Harnessing solar power for atmospheric water harvesting
by Simon Mansfield
Sydney, Australia (SPX) Dec 07, 2023
In a significant advancement for regions grappling with water scarcity, researchers from Shanghai Jiao Tong University in China have unveiled a novel solar-powered atmospheric water harvesting technology. This development, detailed in their recent publication in Applied Physics Reviews, an AIP Publishing journal, promises to bolster drinking water availability in some of the world’s driest areas.
Over 2.2 billion people currently reside in water-stressed countries, a concern underscored by the United Nations’ estimates that 3.5 million lives are lost annually to water-related diseases. The most affected regions, often characterized by abundant sunlight, present a unique opportunity for leveraging solar energy in mitigating water crises.
The research team, led by Ruzhu Wang, has made significant strides in this direction. “This atmospheric water harvesting technology can be used to increase the daily water supply needs, such as household drinking water, industrial water, and water for personal hygiene,” Wang explained.
A key challenge in atmospheric water harvesting has been the salting-out effect, where high salt concentrations in hydrogels impede their water absorption capacity. Wang’s team successfully overcame this obstacle. “We were impressed that even when up to 5 grams of salt was injected into 1 gram of polymer, the resulting gel maintained good swelling and salt-trapping properties,” Wang stated.

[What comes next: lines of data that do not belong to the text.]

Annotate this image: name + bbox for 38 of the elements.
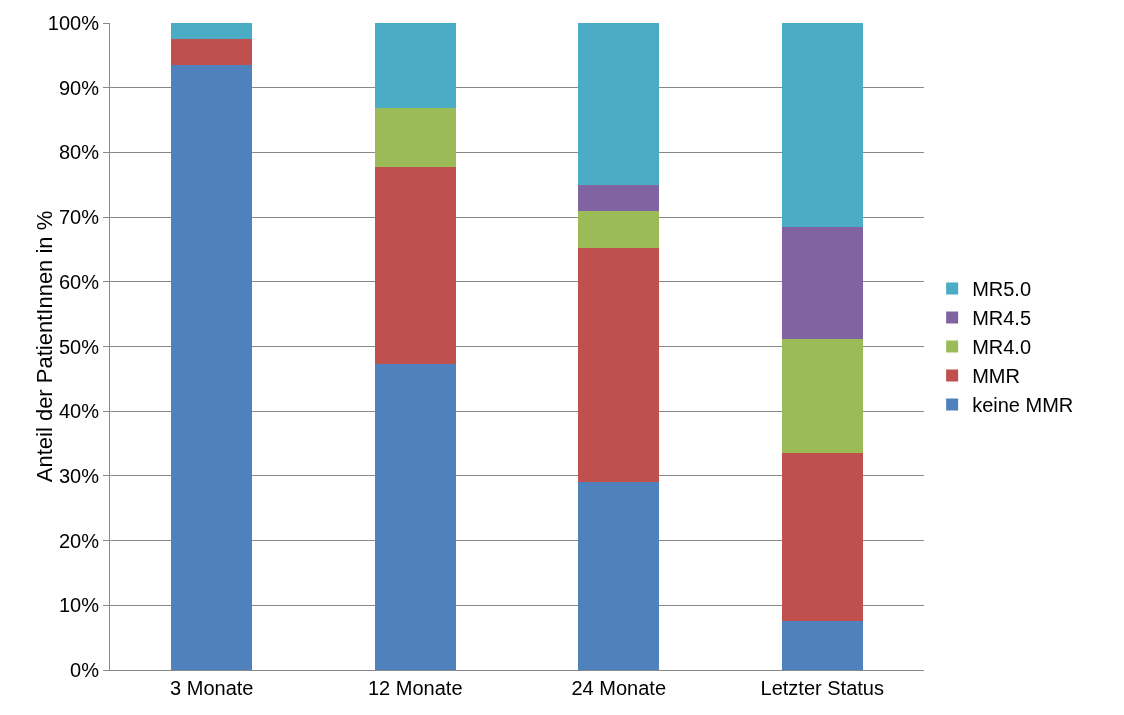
bar: [171, 23, 253, 40]
bar: [374, 23, 456, 108]
bar: [578, 211, 660, 248]
y-tick-label: 40%: [58, 400, 100, 423]
y-tick-label: 90%: [58, 76, 100, 99]
legend-label: MR4.5: [972, 307, 1032, 330]
bar: [578, 23, 660, 186]
y-tick-label: 50%: [58, 335, 100, 358]
legend-label: MMR: [972, 365, 1020, 388]
x-tick-label: Letzter Status: [760, 677, 884, 699]
legend-label: keine MMR: [972, 394, 1074, 417]
legend-label: MR5.0: [972, 278, 1032, 301]
x-tick-label: 3 Monate: [170, 677, 254, 699]
bar: [374, 167, 456, 364]
bar: [781, 23, 863, 228]
bar: [781, 338, 863, 453]
y-tick-label: 10%: [58, 594, 100, 617]
bar: [578, 185, 660, 212]
bar: [781, 227, 863, 339]
bar: [781, 620, 863, 670]
y-tick-label: 0%: [70, 659, 100, 681]
bar: [171, 65, 253, 670]
y-tick-label: 70%: [58, 206, 100, 229]
bar: [171, 39, 253, 66]
bar: [578, 481, 660, 670]
bar: [781, 452, 863, 621]
y-tick-label: 80%: [58, 141, 100, 164]
x-tick-label: 12 Monate: [367, 677, 463, 699]
y-tick-label: 20%: [58, 529, 100, 552]
bar: [374, 363, 456, 670]
bar: [374, 107, 456, 168]
x-tick-label: 24 Monate: [571, 677, 667, 699]
legend-label: MR4.0: [972, 336, 1032, 359]
y-axis-title: Anteil der PatientInnen in %: [31, 210, 57, 483]
y-tick-label: 30%: [58, 464, 100, 487]
bar: [578, 247, 660, 482]
y-tick-label: 60%: [58, 270, 100, 293]
y-tick-label: 100%: [47, 12, 100, 34]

The team’s innovation lies in the synthesis of a super hygroscopic gel using plant derivatives and hygroscopic salts. Remarkably, 1 kilogram of this dry gel can adsorb up to 1.18 kilograms of water in arid atmospheres and as much as 6.4 kilograms in humid conditions. Its simple and cost-effective preparation process makes it ideal for large-scale applications.
Further enhancing the system’s efficiency, the researchers employed a dual-chamber prototype, featuring desorption and condensation units operating in parallel, integrated with a turbofan in the condensation chamber to recover over 90% of desorbed water. The prototype demonstrated its ability to release adsorbed water even under weak sunlight, such as in the morning or afternoon, and achieved simultaneous adsorption and desorption during the day.
The Shanghai Jiao Tong University team is now focused on optimizing the system’s performance for practical applications. They aim to maximize daily water yield per unit mass of adsorbent using renewable energy, envisioning a broader impact. Beyond daily water production, these sorbent materials hold potential for diverse applications, including dehumidification, agriculture irrigation, and thermal management for electronic devices.
In the broader context, this breakthrough from Shanghai Jiao Tong University represents a significant step in harnessing solar power for sustainable water extraction, especially in arid regions. It aligns with global efforts to address water scarcity using renewable energy sources and could prove instrumental in transforming the lives of billions in water-stressed areas.